In a historic election where two female candidates of color squared off for the first time for the Boston mayoral seat, Michelle Wu edged out Anissa Essaibi George during Tuesday’s election to become the first woman elected Mayor in Boston’s history.
The unofficial results citywide had Wu receiving 91,239 votes to Essaibi George’s 50,879 votes.
In Jamaica Plain’s Ward 11 and 19 Precincts, with some outstanding mail-in ballots still being tabulated, Wu received 9,458 to Essaibi George’s 1,770 votes.
“So one of my sons asked me the other night if boys can be elected mayor in Boston,” Wu said of her historic win at Tuesday night’s victory party in the South End. “They have been and they will again someday, but not tonight. On this day, Boston elected your mom because from every corner of our city, Boston has spoken. We are ready to meet this moment. We are ready to become a Boston for everyone. We’re ready to be a Boston that doesn’t push people out, but welcomes all who call our city home. We’re ready to be a Boston where all can afford to stay and to thrive. And yes, Boston is ready to become a Green New Deal city.”
Wu said her campaign was a continuation of Boston’s historic activism and community, and showed residents what’s possible when Bostonians push for what they deserve.
“And what we deserve is a Boston where all of us are seen, heard, treasured, and valued — a Boston for everyone,” she said. “We’re ready for every child to go to a school connected to the full resources of our communities and their full potential, for every resident from the Forbes Building to Georgetown Homes to be protected from soaring rents and displacement; for a thriving Boston business community grounded in a thriving Black business community; for every Bostonian experiencing homelessness, mental health, substance use at Mass.
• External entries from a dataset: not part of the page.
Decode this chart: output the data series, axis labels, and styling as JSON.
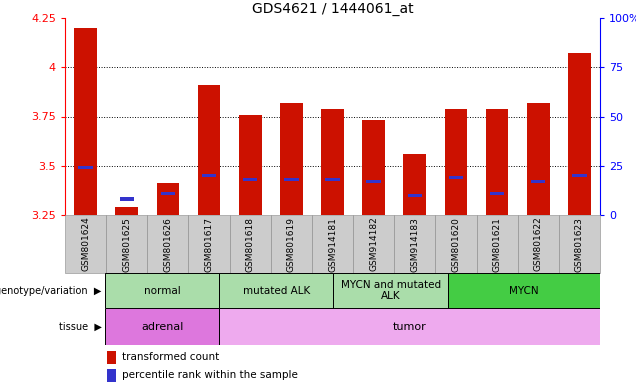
{
  "title": "GDS4621 / 1444061_at",
  "samples": [
    "GSM801624",
    "GSM801625",
    "GSM801626",
    "GSM801617",
    "GSM801618",
    "GSM801619",
    "GSM914181",
    "GSM914182",
    "GSM914183",
    "GSM801620",
    "GSM801621",
    "GSM801622",
    "GSM801623"
  ],
  "red_values": [
    4.2,
    3.29,
    3.41,
    3.91,
    3.76,
    3.82,
    3.79,
    3.73,
    3.56,
    3.79,
    3.79,
    3.82,
    4.07
  ],
  "blue_values": [
    3.49,
    3.33,
    3.36,
    3.45,
    3.43,
    3.43,
    3.43,
    3.42,
    3.35,
    3.44,
    3.36,
    3.42,
    3.45
  ],
  "ylim_min": 3.25,
  "ylim_max": 4.25,
  "yticks": [
    3.25,
    3.5,
    3.75,
    4.0,
    4.25
  ],
  "right_ytick_pct": [
    0,
    25,
    50,
    75,
    100
  ],
  "bar_color": "#cc1100",
  "blue_color": "#3333cc",
  "bar_width": 0.55,
  "blue_bar_width": 0.35,
  "blue_bar_height": 0.018,
  "grid_lines": [
    3.5,
    3.75,
    4.0
  ],
  "xtick_bg_color": "#cccccc",
  "geno_groups": [
    {
      "start": 0,
      "end": 3,
      "label": "normal",
      "color": "#aaddaa"
    },
    {
      "start": 3,
      "end": 6,
      "label": "mutated ALK",
      "color": "#aaddaa"
    },
    {
      "start": 6,
      "end": 9,
      "label": "MYCN and mutated\nALK",
      "color": "#aaddaa"
    },
    {
      "start": 9,
      "end": 13,
      "label": "MYCN",
      "color": "#44cc44"
    }
  ],
  "tissue_groups": [
    {
      "start": 0,
      "end": 3,
      "label": "adrenal",
      "color": "#dd77dd"
    },
    {
      "start": 3,
      "end": 13,
      "label": "tumor",
      "color": "#eeaaee"
    }
  ],
  "legend": [
    {
      "color": "#cc1100",
      "label": "transformed count"
    },
    {
      "color": "#3333cc",
      "label": "percentile rank within the sample"
    }
  ],
  "geno_label": "genotype/variation",
  "tissue_label": "tissue"
}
Ave and Melnea Cass Boulevard and across our city and beyond to have dignity, treatment, and housing.
She added, “We are ready for every Bostonian to know that we don’t have to choose between generational change and keeping the streetlights on; between tackling big problems with bold solutions and filling our potholes; to make change at scale and at street level. We need, we deserve, both. All of this is possible. …These things are possible. And today, the voters of Boston said all these things are possible, too. I want to be clear: It wasn’t my vision on the ballot. It was ours, together. Over 10 years in City Hall, and in every neighborhood, connecting with all of our residents I’ve seen and experienced just how big an impact local government makes in people’s lives. And I’ll never stop fighting to make our systems work for all of us.”
Essaibi George congratulated Wu during her concession speech, saying “I want her to show the city how mothers get it done.” She also thanked all of her supporters and said “you know I love this city more than anything, and I know that you do too.” Referencing her bright pink campaign color, she told supporters to “find a way to keep painting this city pink.”
In the District 6 Council race, Kendra Hicks beat Mary Tamer for Matt O’Malley’s seat. Hicks garnered 13,907 votes districtwide to Tamer’s 10,974.
In Tuesday’s At-Large race, incumbent City Councilors Michael Flaherty and Julia Mejia retained their seats and will be joined on the council by newcomers Ruthzee Louijeune and Erin Murphy.
Citywide, Flaherty topped the At-Large ticket with 62,242 votes followed by Mejia who received 61,709 votes. Louijeune finished third with 54,601 votes and Murphy rounded out the field with 42,841.
In Jamaica Plain, the unofficial results had Mejia topping the ticket with 7,275 votes. While some votes remain outstanding, a look at the unofficial numbers had Jamaica Plain voters supporting Louijeune with 6,730 votes, Dave Halbert with 5,591 votes and Carla Monteiro with 4,717 votes. However, Halbert and Monteiro did not make it into one of the top four spots citywide.
For the first ballot question relating to amending the city charter to provide the City Council with more power related to the city’s budget process, the proposal received 81,885 “yes” votes to adopt the amendment, and 39,657 people voting “no.”
The second question asked whether or not an electrical substation should be built in East Boston “near homes, parks, playgrounds, jet fuel storage, and in a flood risk area…” for which 101,953 people voted “no,” and 19,787 people voted “yes.”
The third and final question asked whether the school committee, which is currently appointed, should be changed to an elected committee, for which 99,088 people voted “yes,” and 26,847 people voted “no.”